The shale gas revolution has improved global energy security and has helped a “mature industry be reborn through technology,” ConocoPhillips CEO Jim Mulva said this week in Qatar.
Speaking to delegates at the World Petroleum Congress, Mulva said natural gas “can and must be part of the world energy solution, for both the short and long term.”
By using horizontal drilling and hydraulic fracturing, “production is now possible from source rock. As a result, the U.S. gas reserves are up 65% since the mid-1990s and still rising…”
New drilling techniques created in North America now are “borderless,” he said, allowing operators to explore unconventional gas from tight sands and coal seams in dozens of countries.

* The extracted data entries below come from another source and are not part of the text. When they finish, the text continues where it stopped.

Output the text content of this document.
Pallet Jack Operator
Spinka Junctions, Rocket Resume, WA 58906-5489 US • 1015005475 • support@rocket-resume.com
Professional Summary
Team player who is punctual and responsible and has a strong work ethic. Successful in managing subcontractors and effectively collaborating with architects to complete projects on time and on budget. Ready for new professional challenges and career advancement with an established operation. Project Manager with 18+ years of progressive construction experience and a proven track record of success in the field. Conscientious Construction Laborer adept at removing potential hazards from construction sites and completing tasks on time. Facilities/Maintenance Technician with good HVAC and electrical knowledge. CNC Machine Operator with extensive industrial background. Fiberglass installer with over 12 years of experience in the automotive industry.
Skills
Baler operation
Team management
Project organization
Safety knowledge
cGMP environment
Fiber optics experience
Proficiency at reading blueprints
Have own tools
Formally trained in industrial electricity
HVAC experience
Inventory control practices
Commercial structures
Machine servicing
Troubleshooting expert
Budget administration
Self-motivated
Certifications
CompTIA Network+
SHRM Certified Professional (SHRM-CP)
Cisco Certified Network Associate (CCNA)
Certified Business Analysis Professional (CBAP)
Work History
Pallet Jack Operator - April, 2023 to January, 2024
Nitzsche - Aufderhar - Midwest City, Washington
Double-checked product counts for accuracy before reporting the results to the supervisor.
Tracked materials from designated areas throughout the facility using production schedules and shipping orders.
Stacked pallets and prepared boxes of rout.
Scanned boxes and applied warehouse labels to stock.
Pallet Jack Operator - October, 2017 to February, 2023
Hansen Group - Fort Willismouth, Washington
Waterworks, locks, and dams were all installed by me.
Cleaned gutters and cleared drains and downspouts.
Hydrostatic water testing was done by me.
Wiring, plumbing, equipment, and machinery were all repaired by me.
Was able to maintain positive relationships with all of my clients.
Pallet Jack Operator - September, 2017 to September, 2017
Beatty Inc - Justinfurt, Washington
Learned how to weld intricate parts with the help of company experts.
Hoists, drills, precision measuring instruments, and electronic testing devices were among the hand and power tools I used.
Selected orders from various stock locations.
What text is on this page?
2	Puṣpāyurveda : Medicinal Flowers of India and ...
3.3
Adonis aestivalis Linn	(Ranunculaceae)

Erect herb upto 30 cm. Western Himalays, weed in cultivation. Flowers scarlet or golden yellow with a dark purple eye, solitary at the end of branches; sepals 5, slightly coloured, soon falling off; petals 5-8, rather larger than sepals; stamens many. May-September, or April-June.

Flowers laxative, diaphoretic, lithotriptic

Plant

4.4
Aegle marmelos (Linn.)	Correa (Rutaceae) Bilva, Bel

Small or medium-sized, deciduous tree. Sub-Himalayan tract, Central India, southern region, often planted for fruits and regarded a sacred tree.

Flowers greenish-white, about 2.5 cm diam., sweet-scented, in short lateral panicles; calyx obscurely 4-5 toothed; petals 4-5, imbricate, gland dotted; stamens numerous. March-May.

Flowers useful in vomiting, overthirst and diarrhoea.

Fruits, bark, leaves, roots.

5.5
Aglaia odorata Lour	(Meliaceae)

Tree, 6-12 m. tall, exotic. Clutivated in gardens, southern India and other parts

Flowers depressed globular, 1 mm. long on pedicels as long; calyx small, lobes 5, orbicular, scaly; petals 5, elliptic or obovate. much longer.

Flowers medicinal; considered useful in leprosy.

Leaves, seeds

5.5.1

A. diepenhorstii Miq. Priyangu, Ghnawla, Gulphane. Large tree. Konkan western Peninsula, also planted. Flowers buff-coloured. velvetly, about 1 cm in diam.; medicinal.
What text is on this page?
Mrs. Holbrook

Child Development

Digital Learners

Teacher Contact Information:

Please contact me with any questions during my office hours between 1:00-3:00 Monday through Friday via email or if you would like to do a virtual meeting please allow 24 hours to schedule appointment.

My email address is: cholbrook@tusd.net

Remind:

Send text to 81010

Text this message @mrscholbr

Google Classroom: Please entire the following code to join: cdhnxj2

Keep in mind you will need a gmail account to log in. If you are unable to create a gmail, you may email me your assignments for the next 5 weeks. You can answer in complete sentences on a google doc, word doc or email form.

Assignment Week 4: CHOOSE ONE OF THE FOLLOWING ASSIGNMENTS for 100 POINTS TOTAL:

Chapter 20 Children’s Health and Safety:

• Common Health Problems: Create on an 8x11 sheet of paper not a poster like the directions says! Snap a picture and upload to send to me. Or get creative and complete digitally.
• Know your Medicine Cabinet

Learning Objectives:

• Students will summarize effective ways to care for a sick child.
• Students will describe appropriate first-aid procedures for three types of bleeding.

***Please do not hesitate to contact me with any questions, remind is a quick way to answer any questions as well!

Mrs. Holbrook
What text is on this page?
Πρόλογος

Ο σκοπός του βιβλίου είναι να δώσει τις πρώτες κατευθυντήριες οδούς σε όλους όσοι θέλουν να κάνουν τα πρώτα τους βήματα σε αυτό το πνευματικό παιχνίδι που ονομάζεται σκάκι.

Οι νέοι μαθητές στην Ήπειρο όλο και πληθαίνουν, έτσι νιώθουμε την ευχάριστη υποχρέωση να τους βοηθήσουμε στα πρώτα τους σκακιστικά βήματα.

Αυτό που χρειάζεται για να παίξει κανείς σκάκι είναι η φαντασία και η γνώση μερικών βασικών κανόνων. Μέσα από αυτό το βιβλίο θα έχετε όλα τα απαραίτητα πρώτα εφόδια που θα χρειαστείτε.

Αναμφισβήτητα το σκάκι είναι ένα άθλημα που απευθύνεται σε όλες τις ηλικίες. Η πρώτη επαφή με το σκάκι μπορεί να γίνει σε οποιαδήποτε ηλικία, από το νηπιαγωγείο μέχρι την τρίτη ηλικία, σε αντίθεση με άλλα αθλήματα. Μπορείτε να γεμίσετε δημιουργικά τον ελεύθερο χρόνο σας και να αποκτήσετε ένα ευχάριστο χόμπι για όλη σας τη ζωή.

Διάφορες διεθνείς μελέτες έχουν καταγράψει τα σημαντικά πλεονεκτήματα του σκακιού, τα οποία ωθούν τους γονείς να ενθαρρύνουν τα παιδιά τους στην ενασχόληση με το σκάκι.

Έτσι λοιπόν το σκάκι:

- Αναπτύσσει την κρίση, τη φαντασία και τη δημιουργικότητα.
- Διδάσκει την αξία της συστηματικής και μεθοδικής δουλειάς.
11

“Consider the implications,” said Mulva. “The world uses about 119 Tcf of gas a year. Recoverable conventional resources of 14,000 Tcf represent at least a 120-year supply. Adding the recoverable unconventional gas doubles that, to nearly 250 years; and even this could rise with new technology.”
Thanks to “growing” liquefied natural gas transportation, “neither supplies nor users remain stranded any longer. Natural gas found almost anywhere can find markets and consuming countries can gain access to the gas they need.”
Even without still-to-be-discovered remote gas in the deepwater and Arctic, “shale gas and other unconventional resources are transforming the energy market, leading us to conclude that natural gas can certainly ease today’s energy security concerns…”
The Houston-based producer plans to spend 60% of its 2012 capital budget on North American projects, and most of them are in the onshore unconventional fields.
The company, which is readying a spinoff of its refinery operations to reemerge as the largest pure-play explorer in North America, is planning to spend $15.5 billion for its capital program next year and repurchase up to $10 billion more of its common stock.
About 90%, or $14 billion, of the 2012 capital program is to support exploration and production with 60% directed to North America projects. Next year’s budget includes $2.2 billion for worldwide exploration.
The increase in U.S. and Canadian spending compared with prior years reflects “improved market conditions, with additional emphasis on liquids-rich resource plays and high-return investments,” said Mulva.
“The 2012 capital program reflects our strategic emphasis on delivering value by investing in the most profitable opportunities. We expect competitive returns from our increased investments in sanctioned unconventional resource projects, such as our growing oilsands business in Canada, liquids-rich shale plays in the U.S. Lower 48” and a liquefied natural gas venture in Australia.
“As our production profile adjusts over time to reflect our increased levels of investment in liquids plays and lower levels in North American conventional natural gas, we expect to continue increasing margins in the upstream business.”
ConocoPhillips’ North American projects are varied. In the Lower 48 states capital funding is to be directed on the Eagle Ford Shale, as well as other liquids-rich plays in the Permian Basin and Bakken and Barnett shales. The program also funds ongoing development in the San Juan Basin as well as the company’s contribution to the Marine Well Containment Co. in the offshore.
Spending in Canada is slated to be focused on existing steam-assisted gravity drainage oilsands projects and selective programs in Western Canada conventional basins, primarily on high-graded resource plays and to maintain a position for future development.
ConocoPhillips also remains committed to its plan begun in 2010 to sell $15-20 billion of assets through 2012. Through September the program has “yielded proceeds of $8 billion,” it said. Recently announced agreements to sell the company’s interests in two U.S. pipeline companies, along with other sales already closed in 4Q2011, are expected to increase the total to about $10.5 billion.